Aquela sensação de secura que fecha a língua e o interior das bochechas — a mesma que um caqui verde ou um chá preto muito forte deixam para trás. Não é amargor e não é acidez. É um defeito tátil, não um gosto, causado por polifenóis que se ligam às proteínas da sua saliva.
Na xícara, adstringência aparece como "este café é áspero" ou "minha boca fica revestida e grudenta depois de engolir". Torras claras mostram mais que escuras, porque os compostos responsáveis não foram queimados na torra.
O que causa
Basicamente duas coisas. Subextração de certos compostos fenólicos enquanto o resto da xícara está normal — comum quando a moagem está grossa demais, a água fria demais ou o tempo de contato curto demais. E defeitos no café verde: cerejas verdes colhidas junto com as maduras, ou grãos secos rápido demais.

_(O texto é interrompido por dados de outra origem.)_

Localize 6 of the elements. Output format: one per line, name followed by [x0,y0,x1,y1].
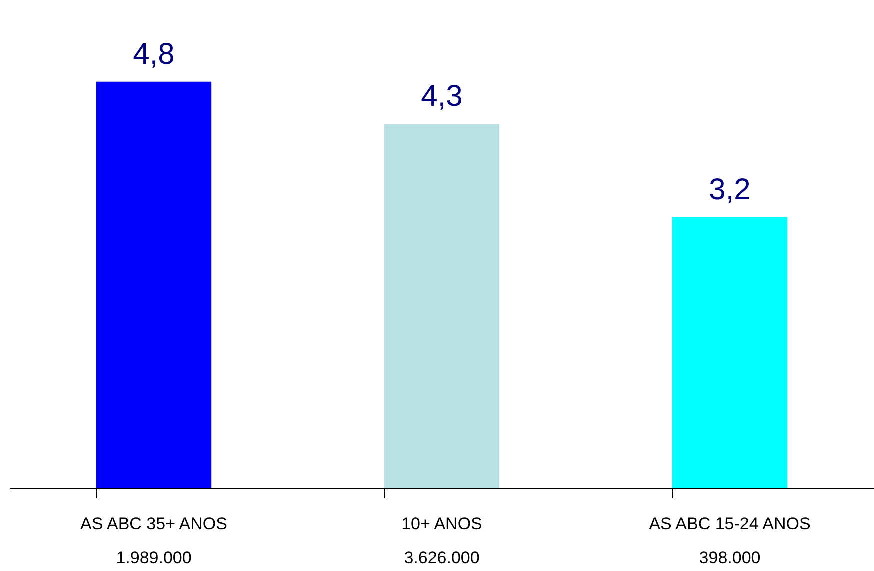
data-label: 3,2 [709,173,751,206]
x-tick-label: AS ABC 15-24 ANOS 398.000 [649,514,811,568]
x-tick-label: 10+ ANOS 3.626.000 [402,514,482,568]
x-tick-label: AS ABC 35+ ANOS 1.989.000 [80,514,228,568]
data-label: 4,3 [421,80,463,114]
data-label: 4,8 [133,38,175,71]
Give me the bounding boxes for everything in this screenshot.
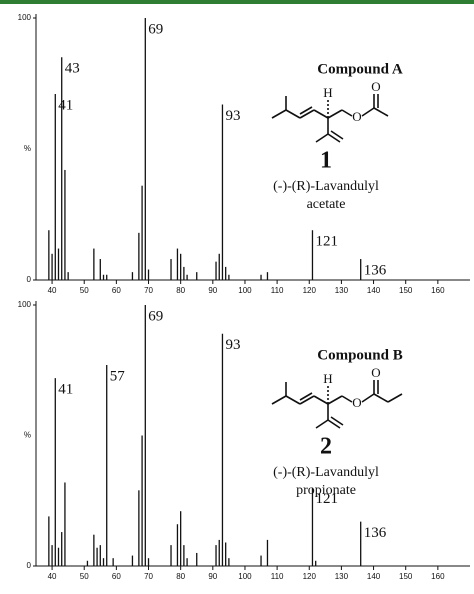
atom: H [323, 371, 332, 386]
x-tick-label: 130 [335, 572, 349, 581]
x-tick-label: 90 [208, 286, 217, 295]
x-tick-label: 140 [367, 572, 381, 581]
x-tick-label: 80 [176, 572, 185, 581]
y-axis-label: % [24, 144, 31, 153]
structure-a [271, 94, 389, 143]
x-tick-label: 70 [144, 286, 153, 295]
x-tick-label: 120 [303, 572, 317, 581]
compound-number: 2 [320, 434, 332, 460]
x-tick-label: 110 [271, 572, 284, 581]
atom: O [371, 79, 380, 94]
x-tick-label: 60 [112, 572, 121, 581]
x-tick-label: 80 [176, 286, 185, 295]
compound-label: Compound B [317, 347, 402, 363]
y-tick-label: 100 [18, 13, 32, 22]
x-tick-label: 120 [303, 286, 317, 295]
x-tick-label: 90 [208, 572, 217, 581]
atom: O [371, 365, 380, 380]
peak-label: 41 [58, 382, 73, 398]
atom: O [352, 109, 361, 124]
compound-number: 1 [320, 148, 332, 174]
x-tick-label: 150 [399, 572, 413, 581]
compound-name: propionate [296, 483, 356, 498]
y-tick-label: 100 [18, 300, 32, 309]
compound-name: (-)-(R)-Lavandulyl [273, 465, 379, 480]
peak-label: 121 [315, 491, 338, 507]
peak-label: 57 [110, 368, 126, 384]
x-tick-label: 40 [48, 572, 57, 581]
peak-label: 93 [225, 337, 240, 353]
peak-label: 69 [148, 21, 163, 37]
compound-name: (-)-(R)-Lavandulyl [273, 179, 379, 194]
atom: H [323, 85, 332, 100]
y-axis-label: % [24, 431, 31, 440]
x-tick-label: 150 [399, 286, 413, 295]
structure-b [271, 380, 403, 429]
x-tick-label: 40 [48, 286, 57, 295]
peak-label: 41 [58, 97, 73, 113]
x-tick-label: 140 [367, 286, 381, 295]
x-tick-label: 160 [431, 286, 445, 295]
peak-label: 43 [65, 61, 80, 77]
compound-name: acetate [307, 197, 346, 212]
x-tick-label: 160 [431, 572, 445, 581]
peak-label: 136 [364, 525, 387, 541]
peak-label: 69 [148, 308, 163, 324]
y-tick-label: 0 [27, 275, 32, 284]
peak-label: 93 [225, 108, 240, 124]
peak-label: 136 [364, 262, 387, 278]
x-tick-label: 100 [238, 572, 252, 581]
x-tick-label: 110 [271, 286, 284, 295]
peak-label: 121 [315, 234, 338, 250]
atom: O [352, 395, 361, 410]
x-tick-label: 50 [80, 572, 89, 581]
x-tick-label: 130 [335, 286, 349, 295]
compound-label: Compound A [317, 61, 403, 77]
x-tick-label: 50 [80, 286, 89, 295]
y-tick-label: 0 [27, 561, 32, 570]
x-tick-label: 70 [144, 572, 153, 581]
top-bar [0, 0, 474, 4]
x-tick-label: 100 [238, 286, 252, 295]
x-tick-label: 60 [112, 286, 121, 295]
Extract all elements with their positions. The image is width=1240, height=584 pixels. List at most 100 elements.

No pour-over, a canalização piora tudo. A água acha um caminho rápido por uma parte do leito, escoa em segundos e arrasta esses compostos ásperos sem a doçura por trás.
Como corrigir na sua xícara
Feche a moagem, suba a temperatura na direção dos 96 °C e desacelere os despejos para o leito ter tempo de extrair por igual. Se um café sai adstringente em várias receitas e em moedores diferentes, o problema é o grão — troque de lote.
Adstringência é o defeito mais fácil de confundir com acidez para quem está chegando agora no café especial. A diferença está no que a boca sente vinte segundos depois: acidez brilhante faz salivar, adstringência deixa seco.